İnsanın içinde yarışmaya oynayan yaşam heyecanı ve başarı şehveti sönmeye görsün; kim bilir nerede ve neyle avutur oluruz kendimizi. Hayat bizi avutan birçok oyuncak atar önümüze. İşimizdeki başarı, kazanılan para, aşktaki romantik hazlar, sevişmedeki şehvet ateşi, evdeki güven ve huzur, çocuktan gelecek başarı müjdesi ve gururu, barış ve savaşın korkusu ve umudu gibi... Bizi oyalayıp avutan, ancak sahiplenimi tek başına asla yaşamı anlamlandırmaya yetmeyen oyuncaklardır bunlar. Bireysel kazanım ve sahiplenmeyi kendimize en büyük ödül yapmak belki de en büyük hatamız olmaktadır. Çünkü bireysel kazanım başkasıyla paylaşılmadığında kaybetmenin tam da kendisidir aslında…
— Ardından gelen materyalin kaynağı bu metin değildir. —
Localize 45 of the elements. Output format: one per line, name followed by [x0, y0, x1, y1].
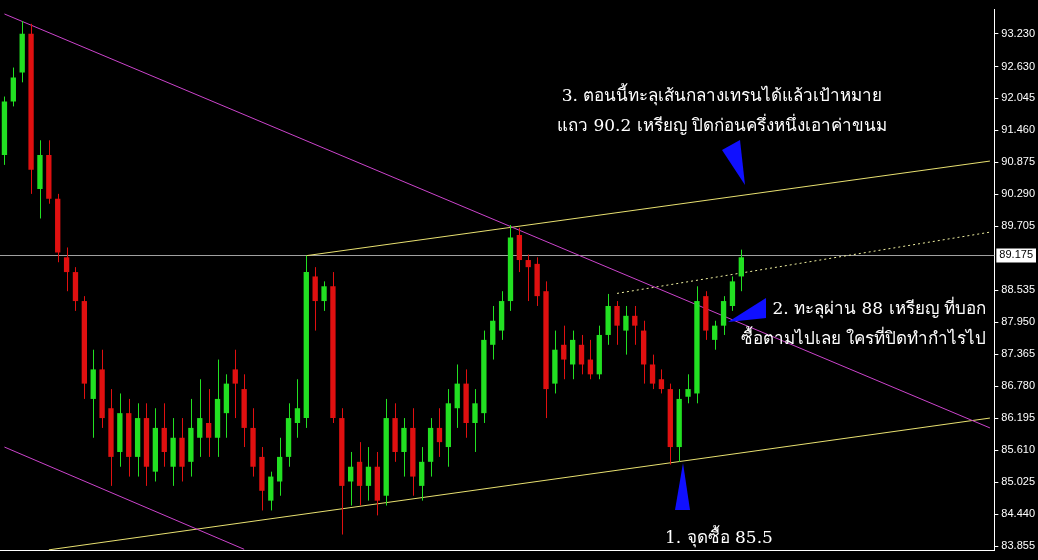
y-tick-label: 89.705 — [1001, 219, 1036, 232]
candlestick — [108, 388, 114, 487]
candlestick — [250, 407, 256, 478]
candlestick — [241, 373, 247, 448]
candlestick — [37, 139, 43, 219]
annotation: 3. ตอนนี้ทะลุเส้นกลางเทรนได้แล้วเป้าหมาย แถว 90.2 เหรียญ ปิดก่อนครึ่งหนึ่งเอาค่าขนม — [557, 82, 888, 137]
candlestick — [188, 398, 194, 478]
candlestick — [472, 388, 478, 453]
candlestick — [117, 392, 123, 468]
candlestick — [534, 256, 540, 307]
y-tick-label: 85.610 — [1001, 443, 1036, 456]
candlestick — [481, 330, 487, 424]
ref-line-label: 89.175 — [999, 248, 1034, 261]
y-tick-label: 86.195 — [1001, 411, 1036, 424]
candlestick — [463, 368, 469, 439]
y-tick-label: 85.025 — [1001, 475, 1036, 488]
candlestick — [179, 417, 185, 482]
y-tick-label: 90.875 — [1001, 155, 1036, 168]
candlestick — [623, 305, 629, 356]
candlestick — [99, 349, 105, 429]
y-tick-label: 90.290 — [1001, 187, 1036, 200]
y-tick-label: 88.535 — [1001, 283, 1036, 296]
annotation: 1. จุดซื้อ 85.5 — [665, 524, 773, 550]
y-tick-label: 86.780 — [1001, 379, 1036, 392]
y-tick-label: 92.045 — [1001, 91, 1036, 104]
candlestick — [694, 285, 700, 404]
y-tick-label: 84.440 — [1001, 507, 1036, 520]
candlestick — [543, 280, 549, 419]
y-tick-label: 83.855 — [1001, 539, 1036, 552]
candlestick — [170, 417, 176, 487]
candlestick — [552, 330, 558, 394]
candlestick — [28, 23, 34, 195]
candlestick — [321, 280, 327, 312]
candlestick — [401, 417, 407, 478]
y-tick-label: 87.365 — [1001, 347, 1036, 360]
y-tick-label: 92.630 — [1001, 59, 1036, 72]
candlestick — [614, 300, 620, 346]
y-tick-label: 87.950 — [1001, 315, 1036, 328]
y-tick-label: 91.460 — [1001, 123, 1036, 136]
candlestick — [392, 402, 398, 463]
candlestick — [685, 373, 691, 404]
candlestick — [259, 446, 265, 511]
candlestick — [605, 293, 611, 346]
y-tick-label: 93.230 — [1001, 26, 1036, 39]
candlestick — [330, 271, 336, 424]
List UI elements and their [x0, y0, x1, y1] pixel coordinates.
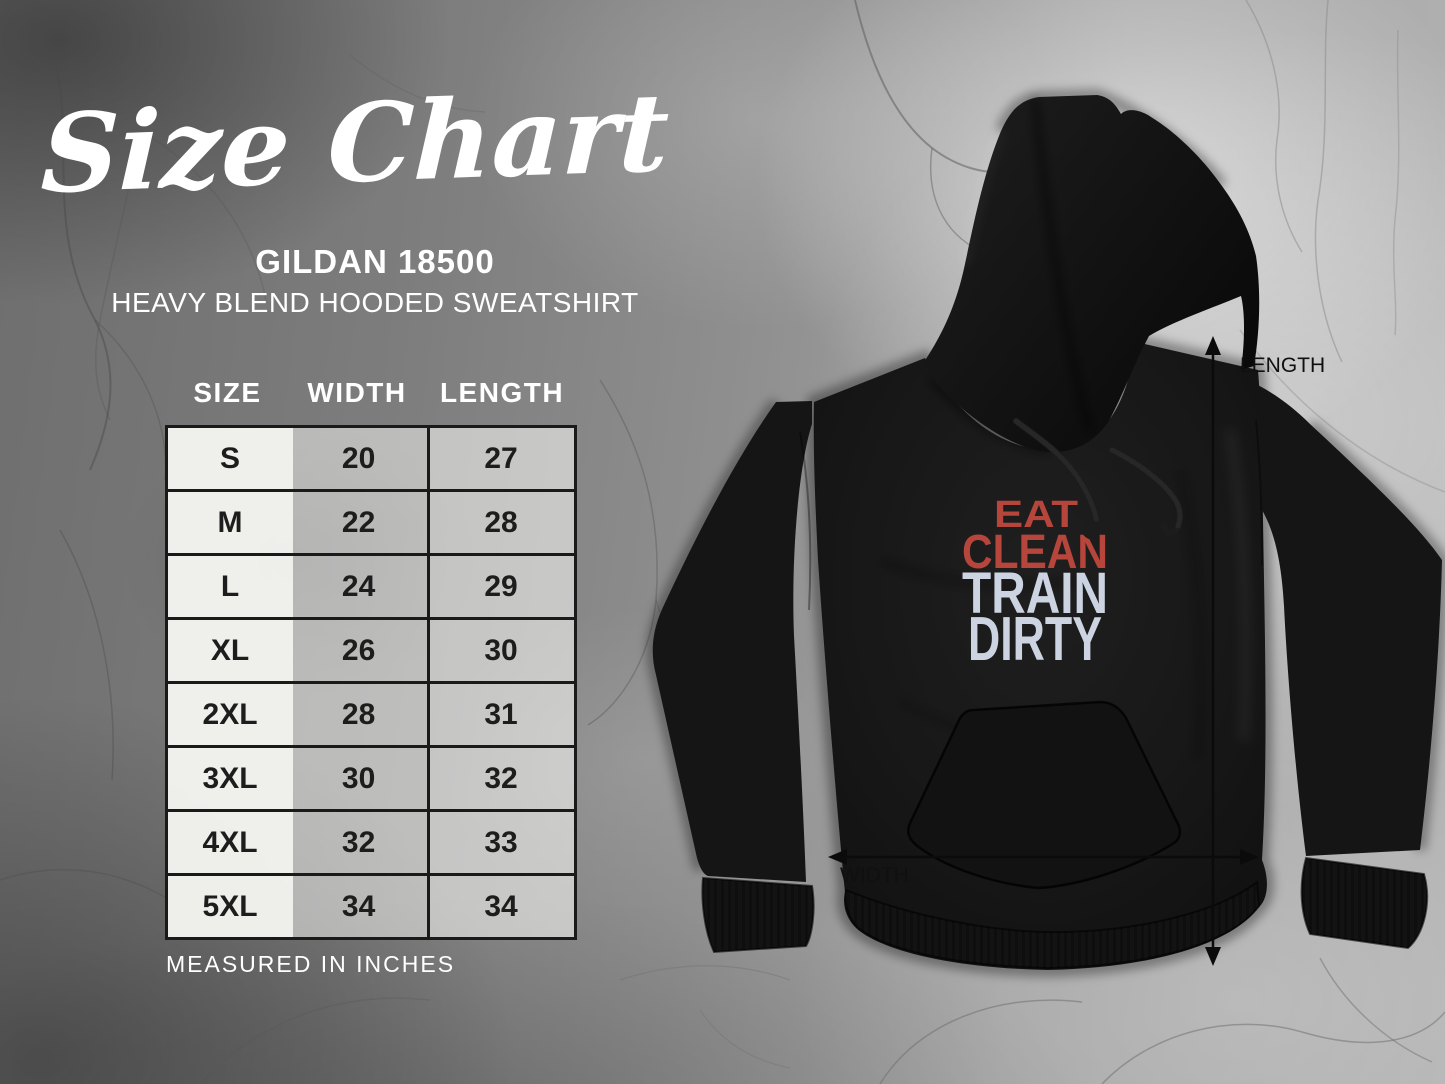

Dışımızdaki ve içimizdeki paylaşılmamış her nesnede ve olguda biraz daha çok yalnızlaşırız. Kendine olan şehvetin, sevgin ve güvenin başkalarıyla paylaşımlı ilişkiye geçemiyorsa, yastığına anlattığın yalnızlık masalı kendini kendinden uzak tutuşunun yalancı bahanesi olmaya yarar sadece… 

Güzel kadın, şimdi bana ne yapman gerektiğini sormuşsan dinlemen faziletin olsun: Sen ve güzelliğin ya da çirkinliğin; sen ve duyguların ya da duygusuzlukların; sen ve kişiliğin ya da kişiliğine yediremediğin hâllerin hep birlikte tek ve eşsiz bir varoluşun can duyumudur. İçindeki bütünlenmiş kadınla tanışıp barışırsan kendine bir erkeğin gözüyle bakmaktan ancak kurtulabilirsin. Çoğu erkeğin sende öne çıkardığı ve önemsediği şey görünüşündeki estetik seksilikse eğer, her zaman bunu hoş görmelisin. Bir erkeğin sana yönelen bakışının sen “evet” diyinceye kadar masumca bir erkek şehveti kalacağına inanmalı ve güvenmelisin… Elbette ki aynı zamanda cinsel suçlarda saldırganın genellikle erkek olduğunu hatırlatan kuşkuyu da aklına toka yapmalısın. Sen ey kendini arayan güzel kadın! Kadınlığını erkeğe denk getirme gayretinden kurtar kendini. Sen kadın olmayı öğren, bırak erkek kanıtlasın kendini sana. Bedensel güzelliğine yanaşan bir erkeği perişan edebilmek için haince intikam düzenekleri tasarlama. Yiğit bir özgüvenle güzelliğine bürünüp salınmalısın ortalıkta. Sana ait olmayan erkek şehvetinin şerrinden güzelliğini saklayarak korunamazsın. Ancak sana ait olan kadınsı şehvetinle bir intikam tuzağı gibi erkek zaafının önüne çıkmışsan hiç korunamazsın. Kadınlık onurunla birlikte insanlık vicdanın da lanetlenebilir. Çünkü bu yaptığın kadınlığın erdemli şehvetine ihanetten başka bir şey olmayacağı gibi, bunun için ödeyeceğin bedel kendisinden intikam aldığını sandığın erkeğin şehvetine ödül bile olabilir… 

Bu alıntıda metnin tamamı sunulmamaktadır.